The shortstop and third baseman knock on the door to the manager’s office. “We looked at the field,” says the shortstop. “It’s a swamp.”
“Get outta here,” glares the hitting coach, grumbling under his breath about kids always looking for a reason not to play. The manager, dark bags under his eyes, nearly smiles.
The clubbie pokes his head in. “Game’s on.”
The hitting coach folds his arms. “Your field’s a swamp. Call it already.”
The clubbie shrugs helplessly and backs out.
The pitching coach laughs.
The manager scratches out a starting lineup. It is the same lineup as always. He's too tired to think of something different.
The rain pours down, pooling on the warning track.
The starting pitcher wanders down the tunnel, hands shoved into his jacket pockets. He finds the dugout flooded.
The hitters reluctantly change into attire for the indoor batting cage while the pitchers reluctantly head outside into the rain to stretch with the strength and conditioning coach.
The manager does not merely remain behind his desk as the hours tick on. He inspects the field. He talks with the opposing manager. He talks with the groundskeeper. There is no sign that the rain will abate, and yet the game has not been cancelled.
“We believe the rain will clear up come eight o’clock,” says the general manager genially, though his optimism derives more from his box office receipts than the radar. The home team has several thousand tickets sold. No need to cancel the game before those fans get a chance to visit the souvenir shop and concession stands.
The manager stews.
An hour passes past the scheduled game time.
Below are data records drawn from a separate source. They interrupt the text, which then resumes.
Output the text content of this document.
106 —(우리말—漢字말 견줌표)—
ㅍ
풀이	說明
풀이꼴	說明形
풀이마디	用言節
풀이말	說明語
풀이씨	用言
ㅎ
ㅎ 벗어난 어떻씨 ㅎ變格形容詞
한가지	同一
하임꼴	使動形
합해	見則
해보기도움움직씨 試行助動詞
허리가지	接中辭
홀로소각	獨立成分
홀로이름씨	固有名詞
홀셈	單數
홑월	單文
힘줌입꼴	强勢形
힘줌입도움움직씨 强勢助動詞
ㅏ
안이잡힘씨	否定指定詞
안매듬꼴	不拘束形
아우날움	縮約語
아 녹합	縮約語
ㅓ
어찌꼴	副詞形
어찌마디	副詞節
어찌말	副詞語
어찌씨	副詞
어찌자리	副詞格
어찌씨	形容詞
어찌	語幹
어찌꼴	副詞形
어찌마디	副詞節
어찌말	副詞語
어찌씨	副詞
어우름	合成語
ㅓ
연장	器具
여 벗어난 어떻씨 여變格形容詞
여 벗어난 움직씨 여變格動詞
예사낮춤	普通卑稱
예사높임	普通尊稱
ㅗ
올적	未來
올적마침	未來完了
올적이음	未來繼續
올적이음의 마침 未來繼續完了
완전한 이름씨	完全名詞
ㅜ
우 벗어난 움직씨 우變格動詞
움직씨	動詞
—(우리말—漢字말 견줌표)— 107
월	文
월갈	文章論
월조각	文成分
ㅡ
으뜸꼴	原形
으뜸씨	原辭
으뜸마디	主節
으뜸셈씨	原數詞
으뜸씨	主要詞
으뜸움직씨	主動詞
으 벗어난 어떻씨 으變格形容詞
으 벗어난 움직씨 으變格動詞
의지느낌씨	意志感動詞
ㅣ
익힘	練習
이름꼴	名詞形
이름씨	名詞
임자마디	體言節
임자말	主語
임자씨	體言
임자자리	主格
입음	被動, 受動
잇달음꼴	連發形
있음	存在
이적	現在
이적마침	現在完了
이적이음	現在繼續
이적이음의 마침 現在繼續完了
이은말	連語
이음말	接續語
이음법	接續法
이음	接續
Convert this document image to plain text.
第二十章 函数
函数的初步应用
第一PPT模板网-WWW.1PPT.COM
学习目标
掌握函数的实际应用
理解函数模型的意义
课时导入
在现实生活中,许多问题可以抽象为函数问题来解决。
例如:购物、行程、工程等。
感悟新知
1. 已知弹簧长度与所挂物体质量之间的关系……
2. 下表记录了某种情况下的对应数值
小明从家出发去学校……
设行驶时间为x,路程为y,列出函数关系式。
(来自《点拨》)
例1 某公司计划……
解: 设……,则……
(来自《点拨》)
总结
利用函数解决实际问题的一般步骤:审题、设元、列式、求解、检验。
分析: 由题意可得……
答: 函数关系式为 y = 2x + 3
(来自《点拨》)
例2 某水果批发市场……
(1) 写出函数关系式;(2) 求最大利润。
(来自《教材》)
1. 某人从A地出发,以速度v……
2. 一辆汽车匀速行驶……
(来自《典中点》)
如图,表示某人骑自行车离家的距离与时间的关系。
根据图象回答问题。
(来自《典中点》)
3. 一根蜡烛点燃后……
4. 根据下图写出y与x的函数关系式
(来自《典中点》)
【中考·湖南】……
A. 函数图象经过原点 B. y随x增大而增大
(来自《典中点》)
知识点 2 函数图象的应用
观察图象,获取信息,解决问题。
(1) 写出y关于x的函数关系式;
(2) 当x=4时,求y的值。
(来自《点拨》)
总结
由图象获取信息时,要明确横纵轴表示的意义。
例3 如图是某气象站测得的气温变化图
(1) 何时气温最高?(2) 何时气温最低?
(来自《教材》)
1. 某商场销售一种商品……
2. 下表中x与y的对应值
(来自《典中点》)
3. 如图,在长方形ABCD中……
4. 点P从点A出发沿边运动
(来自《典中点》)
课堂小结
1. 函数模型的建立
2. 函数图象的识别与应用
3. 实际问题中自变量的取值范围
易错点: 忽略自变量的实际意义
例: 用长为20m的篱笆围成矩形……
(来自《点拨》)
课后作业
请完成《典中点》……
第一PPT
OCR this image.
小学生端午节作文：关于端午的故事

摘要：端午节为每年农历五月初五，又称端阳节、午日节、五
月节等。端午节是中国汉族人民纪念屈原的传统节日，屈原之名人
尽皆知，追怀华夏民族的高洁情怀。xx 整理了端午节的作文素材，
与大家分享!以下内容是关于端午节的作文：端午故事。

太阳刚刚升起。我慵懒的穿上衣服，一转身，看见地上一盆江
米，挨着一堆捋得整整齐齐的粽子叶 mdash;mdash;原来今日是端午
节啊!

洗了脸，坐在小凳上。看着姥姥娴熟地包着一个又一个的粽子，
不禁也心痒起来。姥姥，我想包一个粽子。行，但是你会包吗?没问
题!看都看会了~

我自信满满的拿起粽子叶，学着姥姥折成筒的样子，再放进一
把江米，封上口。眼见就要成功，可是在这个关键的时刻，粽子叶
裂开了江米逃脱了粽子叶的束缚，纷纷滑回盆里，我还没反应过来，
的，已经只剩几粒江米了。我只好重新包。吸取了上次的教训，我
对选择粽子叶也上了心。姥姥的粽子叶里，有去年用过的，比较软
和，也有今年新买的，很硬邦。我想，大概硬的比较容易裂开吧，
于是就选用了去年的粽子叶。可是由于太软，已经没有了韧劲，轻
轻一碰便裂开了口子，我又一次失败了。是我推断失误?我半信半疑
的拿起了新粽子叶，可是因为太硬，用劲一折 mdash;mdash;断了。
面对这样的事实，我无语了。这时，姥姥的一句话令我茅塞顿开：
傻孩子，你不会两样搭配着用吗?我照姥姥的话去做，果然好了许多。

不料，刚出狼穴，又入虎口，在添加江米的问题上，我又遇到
Several of the younger players have changed into their uniforms. The veterans know better.
The word is at last relayed down from above: rained out. The bus drives back to the hotel, no pep, everyone as weary as if they had played 14 innings. They will tomorrow. Not a one is looking forward to it.
As sure as grass is green and mud is brown, everyone wants a rainout, no one wants a doubleheader.